III. Query Time Operation & Four Modes of Operation

During query processing, the user query is processed through multiple passes depending on the selected mode. The system utilizes both a semantic search path and a metadata-based filtering path. The metadata path filters documents (not chunks), reducing the search space for the agentic search. The system then deduplicates results before feeding them to the agentic file search component.

The presenter highlights that the agentic search’s inherent capabilities minimize the need for perfect initial retrieval accuracy. The system operates in four modes:

Pure Agentic Search: The system described in previous videos, relying solely on the agent and its tools. Inspired by Harness Engineering, which advocates for providing agents with generalized tools rather than rigid workflows.
Semantic Search as Prefiltering: Semantic search on chunk level is used to pre-filter documents before passing them to the agentic file search.
Metadata-Based Filtering: Documents are filtered based on user-defined or automatically extracted metadata before being sent to the agent.
Combined Mode: Utilizes both semantic search and metadata filtering before the agentic search.

Currently, the system is powered by the Gemini model due to its large context window and ability to handle the "needling the haystack" problem (finding relevant information in a large corpus). However, the system is designed to be flexible and can accommodate other LLM providers.

IV. Installation & Demonstration via Web UI

The installation process is straightforward: cloning the repository and running dependency installation commands. Using proprietary models like Gemini requires providing an API key. A separate branch allows running the system with a local model, but the presenter recommends a 32B model or larger due to the complexity of the multi-step agentic process.

A demonstration using the web UI showcases the system’s functionality. The UI allows selecting a folder containing documents (in this case, 11 legal documents related to an acquisition). The system indexes the documents, parsing them, extracting metadata, and normalizing the data.

The user can then enable or disable different components (semantic search, metadata filtering, agentic pipeline) and submit a query. The example query, “summarize the risk assessment PDF file,” demonstrates the system’s ability to automatically identify the task and retrieve the relevant document. The system then retrieves the full document, sends it to the Gemini API, and generates a comprehensive assessment with references to specific sections within the document.
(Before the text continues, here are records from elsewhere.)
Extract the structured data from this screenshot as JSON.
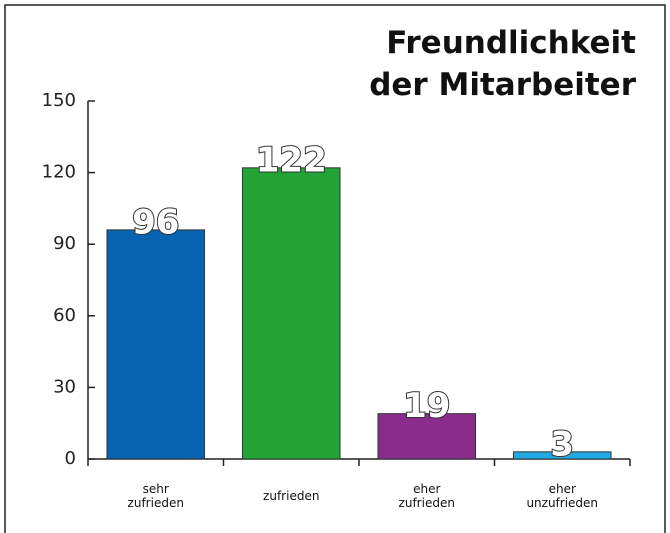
{
  "chart_data": {
    "type": "bar",
    "title": "Freundlichkeit der Mitarbeiter",
    "categories": [
      "sehr zufrieden",
      "zufrieden",
      "eher zufrieden",
      "eher unzufrieden"
    ],
    "values": [
      96,
      122,
      19,
      3
    ],
    "colors": [
      "#0563b0",
      "#22a336",
      "#8a2c8c",
      "#21a9e1"
    ],
    "ylim": [
      0,
      150
    ],
    "yticks": [
      0,
      30,
      60,
      90,
      120,
      150
    ],
    "grid": false
  }
}
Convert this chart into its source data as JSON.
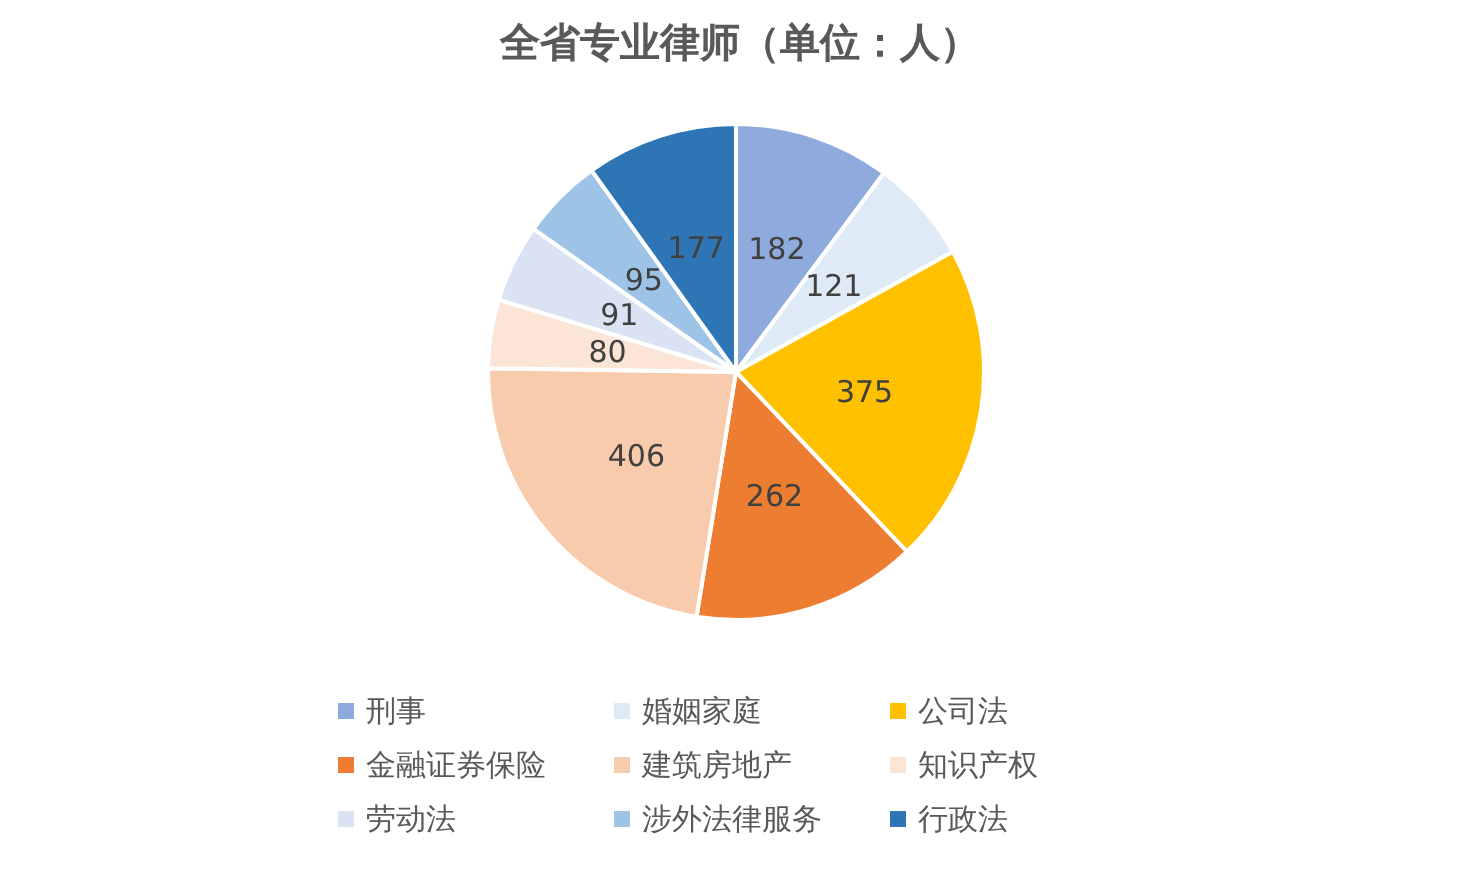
{
  "chart_data": {
    "type": "pie",
    "title": "全省专业律师（单位：人）",
    "categories": [
      "刑事",
      "婚姻家庭",
      "公司法",
      "金融证券保险",
      "建筑房地产",
      "知识产权",
      "劳动法",
      "涉外法律服务",
      "行政法"
    ],
    "values": [
      182,
      121,
      375,
      262,
      406,
      80,
      91,
      95,
      177
    ],
    "colors": [
      "#8faadc",
      "#deebf7",
      "#ffc000",
      "#ed7d31",
      "#f8cbad",
      "#fbe5d6",
      "#dae3f3",
      "#9dc3e6",
      "#2e75b6"
    ],
    "data_labels": true,
    "legend": "bottom"
  }
}
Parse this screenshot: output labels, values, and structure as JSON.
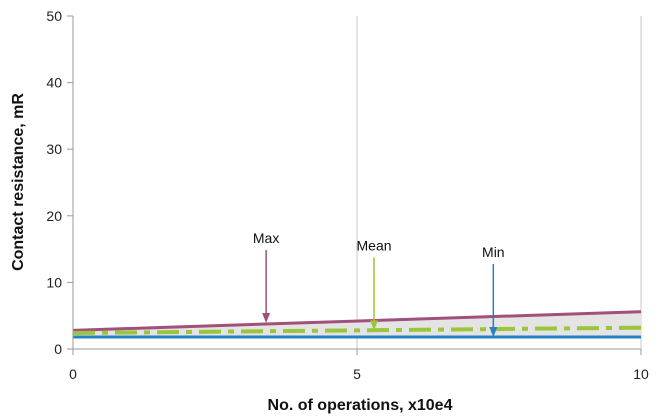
{
  "chart_data": {
    "type": "line",
    "title": "",
    "xlabel": "No. of operations, x10e4",
    "ylabel": "Contact resistance, mR",
    "xlim": [
      0,
      10
    ],
    "ylim": [
      0,
      50
    ],
    "x_ticks": [
      0,
      5,
      10
    ],
    "y_ticks": [
      0,
      10,
      20,
      30,
      40,
      50
    ],
    "grid": {
      "vertical_at_x": [
        5,
        10
      ],
      "horizontal": false
    },
    "legend": "none",
    "band_fill": {
      "between": [
        "Max",
        "Min"
      ],
      "color": "#e4e4e4"
    },
    "series": [
      {
        "name": "Max",
        "x": [
          0,
          10
        ],
        "y": [
          2.8,
          5.6
        ],
        "color": "#a0507a",
        "style": "solid"
      },
      {
        "name": "Mean",
        "x": [
          0,
          10
        ],
        "y": [
          2.4,
          3.2
        ],
        "color": "#9ac53c",
        "style": "dash-dot"
      },
      {
        "name": "Min",
        "x": [
          0,
          10
        ],
        "y": [
          1.8,
          1.8
        ],
        "color": "#2a7fc0",
        "style": "solid"
      }
    ],
    "annotations": [
      {
        "text": "Max",
        "x": 3.4,
        "y": 3.9,
        "color": "#a0507a"
      },
      {
        "text": "Mean",
        "x": 5.3,
        "y": 2.8,
        "color": "#9ac53c"
      },
      {
        "text": "Min",
        "x": 7.4,
        "y": 1.8,
        "color": "#2a7fc0"
      }
    ]
  }
}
V. Conclusion & Future Directions

The presenter concludes that this dual-path approach represents a “powerful design pattern” for RAG. While acknowledging that the system is not yet production-ready, it offers a significant improvement in retrieval accuracy and efficiency.

The presenter offers consulting services for those needing assistance with building RAG systems. He encourages viewers to explore the open-source project and thanks them for watching. He also mentions plans for future videos exploring Harness Engineering in more detail.

Notable Quote:

“You don’t really have to worry about the accuracy of retrieval in this first step because the agent is going to take care of most of that.” – The presenter, emphasizing the strength of the agentic search component.